Als er gegen seine Schöne sich etwas zu frey aufgeführet hatte

[147] Hat jemahls Furcht und Scham, du angenehmes Kind,

Dem wenig an Verstand und Schönheit ähnlich sind,

Den angesezten Kiel mir in der Hand verrücket,

So ist es warlich wohl auf diesen Tag geschehn,

Da meine Grobheit es um deine Gunst versehn

Und meine Demuth sich vor deinem Eifer bücket.


Ich fühle deinen Zorn, der als ein scharfes Schwerd

In meine Seele dringt und durch das Herze fährt,

Ein jeder Blick von dir verweist mir das Verbrechen;

Mich deucht, ich sehe schon, wie heftig, wie erhizt

Der Augen Wetterstrahl auf meine Scheitel blizt,

Mich deucht, ich höre dich schon zu dir selber sprechen:


Ist dies der schöne Mensch, der sich so heilig stellt

Und der kein Waßer trübt, bis er ins Waßer fällt?

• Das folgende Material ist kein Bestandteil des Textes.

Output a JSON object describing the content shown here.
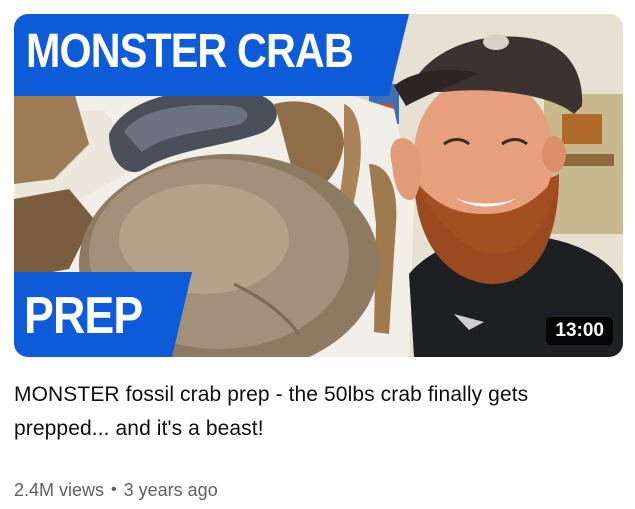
{
  "video": {
    "thumbnail": {
      "banner_top_text": "MONSTER CRAB",
      "banner_bottom_text": "PREP",
      "banner_color": "#0d5bd8",
      "duration": "13:00"
    },
    "title": "MONSTER fossil crab prep - the 50lbs crab finally gets prepped... and it's a beast!",
    "views": "2.4M views",
    "separator": "•",
    "age": "3 years ago"
  }
}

Das, warlich, hätt ich mir von ihm nicht träumen laßen,

Das hätt ich auch in ihm mit Spießen nicht gesucht.

O großer Aberwiz, o Junggesellenzucht!

Ach, möchte doch ein Strick ihn bey der Gurgel faßen!


Ach, keusche Marilis, dein Eifer ist gerecht,

Die Strafe noch zu klein, und dein gefallner Knecht

Nicht würdig, nur ein Wort vor dich mehr aufzusezen.

Ruf alle Hencker auf, sprich mir das Leben ab,

Stoß den zerfleischten Leib in ein beschimpftes Grab,

Auch dieses müst ich noch vor eine Gnade schäzen.


Allein was nüzt dir wohl die schlechte Hand voll Blut

Des Sünders, der in Staub und Asche Buße thut?

Zum Creuze kriech ich jezt wie gestern in das Bette.

Erwege meine Reu, schau meine Thränen an

Und glaube, daß kein Mensch so ernstlich weinen kan,

Wenn er wie Petrus gleich auch Gott verleugnet hätte.
[148]

Ich rede fast zuviel; jedoch der herbe Schmerz

Beraubt mich der Vernunft, und mein beklemmtes Herz

Hat in der Brust nicht Raum, weil es der Kummer schwängert.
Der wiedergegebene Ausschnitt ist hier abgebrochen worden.